Classification

Models

Model

Lang

cointegrated/rubert-tiny-toxicity

EN

cointegrated/rubert-tiny2-cedr-emotion-detection

RU

papluca/xlm-roberta-base-language-detection

RU

fabriceyhc/bert-base-uncased-ag_news

EN

XSY/albert-base-v2-imdb-calssification

EN

IlyaGusev/rubertconv_toxic_clf

EN

aiknowyou/it-emotion-analyzer

RU

blanchefort/rubert-base-cased-sentiment-rusentiment

RU

tatiana-merz/turkic-cyrillic-classifier

RU

s-nlp/russian_toxicity_classifier

RU

Datasets

  1. OxAISH-AL-LLM/wiki_toxic

    1. Lang: EN

    2. Rows: 31915

    3. Preprocess:

      1. Drop column id.

      2. Rename column label to target.

      3. Rename column comment_text to source.

      4. Reset indexes.

  2. seara/ru_go_emotions

    1. Lang: RU

    2. Rows: 5430

    3. Preprocess:

      1. Select simplified subset.

      2. Drop columns id and text.

      3. Convert column labels to tuple.

      4. Remove from labels values 0, 4, 5, 6, 7, 8, 10, 12, 15, 18, 21, 22, 23.

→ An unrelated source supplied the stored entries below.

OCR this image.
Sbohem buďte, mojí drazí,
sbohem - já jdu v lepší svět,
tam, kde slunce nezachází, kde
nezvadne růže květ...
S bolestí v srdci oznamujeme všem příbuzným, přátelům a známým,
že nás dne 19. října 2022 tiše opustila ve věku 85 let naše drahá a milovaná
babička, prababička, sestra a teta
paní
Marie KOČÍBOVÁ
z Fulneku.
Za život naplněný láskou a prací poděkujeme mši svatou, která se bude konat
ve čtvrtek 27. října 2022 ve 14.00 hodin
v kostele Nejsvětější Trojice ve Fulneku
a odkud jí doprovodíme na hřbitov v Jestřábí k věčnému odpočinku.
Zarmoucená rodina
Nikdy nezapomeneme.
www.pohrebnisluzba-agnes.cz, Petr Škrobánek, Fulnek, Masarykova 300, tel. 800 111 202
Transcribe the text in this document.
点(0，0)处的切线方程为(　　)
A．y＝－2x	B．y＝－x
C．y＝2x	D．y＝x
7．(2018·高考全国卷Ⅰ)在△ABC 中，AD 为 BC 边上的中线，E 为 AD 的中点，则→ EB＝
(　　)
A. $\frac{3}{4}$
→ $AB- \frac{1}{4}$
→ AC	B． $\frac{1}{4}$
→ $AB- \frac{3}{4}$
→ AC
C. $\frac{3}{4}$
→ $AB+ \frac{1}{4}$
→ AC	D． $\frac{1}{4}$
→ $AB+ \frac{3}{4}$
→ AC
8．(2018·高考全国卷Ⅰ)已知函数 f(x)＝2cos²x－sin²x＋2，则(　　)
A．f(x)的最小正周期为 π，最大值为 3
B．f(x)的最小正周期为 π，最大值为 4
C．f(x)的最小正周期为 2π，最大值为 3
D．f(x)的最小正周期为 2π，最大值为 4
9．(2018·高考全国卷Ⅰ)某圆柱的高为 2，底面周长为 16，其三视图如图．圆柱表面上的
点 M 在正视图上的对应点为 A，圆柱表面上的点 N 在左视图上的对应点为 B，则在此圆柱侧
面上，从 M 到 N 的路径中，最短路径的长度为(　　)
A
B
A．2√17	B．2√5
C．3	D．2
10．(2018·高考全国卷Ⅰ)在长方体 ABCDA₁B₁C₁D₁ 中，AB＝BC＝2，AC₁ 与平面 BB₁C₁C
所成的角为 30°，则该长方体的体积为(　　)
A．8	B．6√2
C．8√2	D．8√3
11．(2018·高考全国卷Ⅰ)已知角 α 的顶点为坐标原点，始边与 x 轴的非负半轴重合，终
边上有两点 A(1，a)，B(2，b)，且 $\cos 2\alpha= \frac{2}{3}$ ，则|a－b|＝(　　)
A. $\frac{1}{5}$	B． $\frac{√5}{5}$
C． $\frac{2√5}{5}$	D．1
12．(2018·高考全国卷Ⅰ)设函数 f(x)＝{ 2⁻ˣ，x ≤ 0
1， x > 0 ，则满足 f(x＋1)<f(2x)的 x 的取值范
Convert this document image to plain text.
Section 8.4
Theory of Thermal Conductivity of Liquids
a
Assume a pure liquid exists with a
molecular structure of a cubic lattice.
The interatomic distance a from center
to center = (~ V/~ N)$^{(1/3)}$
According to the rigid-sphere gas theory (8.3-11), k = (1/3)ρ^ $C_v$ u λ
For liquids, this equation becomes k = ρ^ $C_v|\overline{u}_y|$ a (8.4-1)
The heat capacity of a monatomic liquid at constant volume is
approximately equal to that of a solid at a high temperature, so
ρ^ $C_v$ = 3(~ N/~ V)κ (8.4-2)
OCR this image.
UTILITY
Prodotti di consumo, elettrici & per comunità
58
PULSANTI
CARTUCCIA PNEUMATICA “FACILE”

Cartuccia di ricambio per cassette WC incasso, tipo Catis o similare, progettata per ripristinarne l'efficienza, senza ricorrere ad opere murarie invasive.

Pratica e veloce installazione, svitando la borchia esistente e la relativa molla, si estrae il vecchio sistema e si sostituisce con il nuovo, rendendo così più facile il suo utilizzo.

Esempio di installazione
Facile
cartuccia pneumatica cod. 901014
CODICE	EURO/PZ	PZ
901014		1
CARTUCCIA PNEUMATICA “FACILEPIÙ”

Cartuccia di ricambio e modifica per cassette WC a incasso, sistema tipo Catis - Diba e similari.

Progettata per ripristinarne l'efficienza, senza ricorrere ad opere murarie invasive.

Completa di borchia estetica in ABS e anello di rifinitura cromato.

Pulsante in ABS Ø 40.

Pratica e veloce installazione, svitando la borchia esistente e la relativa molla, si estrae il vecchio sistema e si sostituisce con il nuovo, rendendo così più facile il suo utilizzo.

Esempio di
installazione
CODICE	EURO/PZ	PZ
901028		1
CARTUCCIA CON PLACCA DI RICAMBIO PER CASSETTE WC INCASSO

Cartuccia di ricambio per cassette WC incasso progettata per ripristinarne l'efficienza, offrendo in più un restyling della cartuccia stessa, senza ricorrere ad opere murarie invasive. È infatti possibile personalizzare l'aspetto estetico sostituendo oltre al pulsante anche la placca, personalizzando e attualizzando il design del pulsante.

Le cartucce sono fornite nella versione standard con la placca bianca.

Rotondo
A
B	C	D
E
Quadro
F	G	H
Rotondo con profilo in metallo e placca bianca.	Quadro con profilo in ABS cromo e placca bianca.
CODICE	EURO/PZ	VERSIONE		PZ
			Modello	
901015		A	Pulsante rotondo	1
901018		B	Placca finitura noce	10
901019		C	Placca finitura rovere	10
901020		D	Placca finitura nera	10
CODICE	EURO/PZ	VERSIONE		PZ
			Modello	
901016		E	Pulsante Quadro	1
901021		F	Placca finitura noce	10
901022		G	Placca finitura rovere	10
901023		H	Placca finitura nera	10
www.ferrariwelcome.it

      5. Rename column labels to target.

      6. Rename column ru_text to source.

      7. Group emotions and change numbers to words:

        1. Labels 1, 13, 17, 20 change to label 1.

        2. Labels 9, 16, 24, 25 change to label 2.

        3. Labels 14, 19 change to label 3.

        4. Labels 2, 3 change to label 4.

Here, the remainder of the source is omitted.